Tag Archives: moscow
January 16, 2012

Thoughts on Russia

Red Square, 2006

The first time I traveled to Russia was in 2006.  Oksana and I split our time between Moscow and St. Petersburg, because while she is originally from Petropavlovsk-Kamchatskiy in the Far East, her family happened to be spending time in the big city.  Her brother, Andrey, played host and seemed to have an all-day itinerary planned for us every day we were there.  We were exhausted by the end of our “vacation,” but looking back through our photos, I’m amazed at all the things we got to see and do in just three weeks.

I always felt guilty for not writing much about our first trip through Russia.  Even way back then, I had a mental list of things to write about for one of these “Thoughts On” blog entries.  When we crossed the border into Russia again last September, my notes were already full of half-remembered items that I jotted down on the bus from Estonia.

Russia

Asking “What is Russia like?” is like asking “What is the United States of America like?”  How do you answer that?  When a country spans most of a continent, has citizens from every socioeconomic background, as well as a history dating back thousands of years, you can’t just sum it up in one or two sentences.

I’ve seen two of the biggest, most prestigious cities in Russia, a couple larger cities in the east, and passed through many a rural town on the rail line between St.

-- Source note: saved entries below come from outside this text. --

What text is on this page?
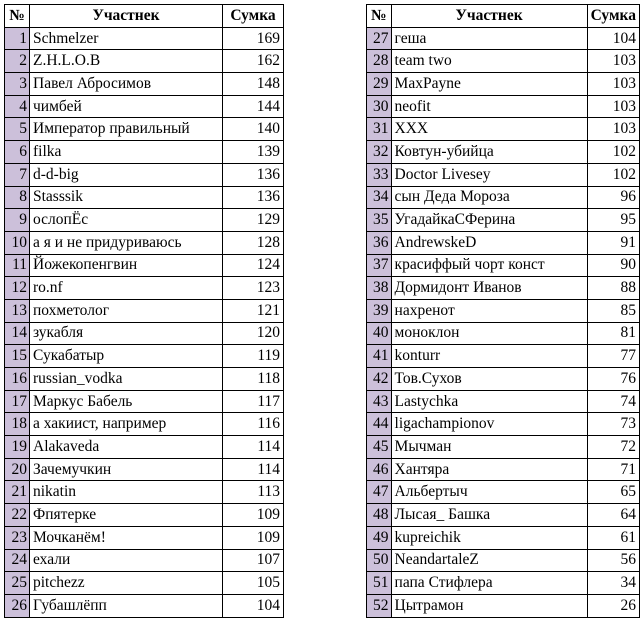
№	Участнек	Сумка
1	Schmelzer	169
2	Z.H.L.O.B	162
3	Павел Абросимов	148
4	чимбей	144
5	Император правильный	140
6	filka	139
7	d-d-big	136
8	Stasssik	136
9	ослопЁс	129
10	а я и не придуриваюсь	128
11	Йожекопенгвин	124
12	ro.nf	123
13	похметолог	121
14	зукабля	120
15	Сукабатыр	119
16	russian_vodka	118
17	Маркус Бабель	117
18	а хакиист, например	116
19	Alakaveda	114
20	Зачемучкин	114
21	nikatin	113
22	Фпятерке	109
23	Мочканём!	109
24	ехали	107
25	pitchezz	105
26	Губашлёпп	104
№	Участнек	Сумка
27	геша	104
28	team two	103
29	MaxPayne	103
30	neofit	103
31	XXX	103
32	Ковтун-убийца	102
33	Doctor Livesey	102
34	сын Деда Мороза	96
35	УгадайкаСФерина	95
36	AndrewskeD	91
37	красиффый чорт конст	90
38	Дормидонт Иванов	88
39	нахренот	85
40	моноклон	81
41	konturr	77
42	Тов.Сухов	76
43	Lastychka	74
44	ligachampionov	73
45	Мычман	72
46	Хантяра	71
47	Альбертыч	65
48	Лысая_ Башка	64
49	kupreichik	61
50	NeandartaleZ	56
51	папа Стифлера	34
52	Цытрамон	26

Petersburg and Irkutsk.  About the only thing I know for sure is that Russia isn’t easily summed up.

I can tell you, however, that there’s a strange dichotomy when Russians think about their own country.  On the one hand, there’s the feeling that Russia is the greatest country on the planet.  Mention that you’ve been to the world’s largest lake and they’ll tell you that Russia has the world’s deepest.  Describe to them how something is done in the States and they’ll explain to you why the Russian method is better.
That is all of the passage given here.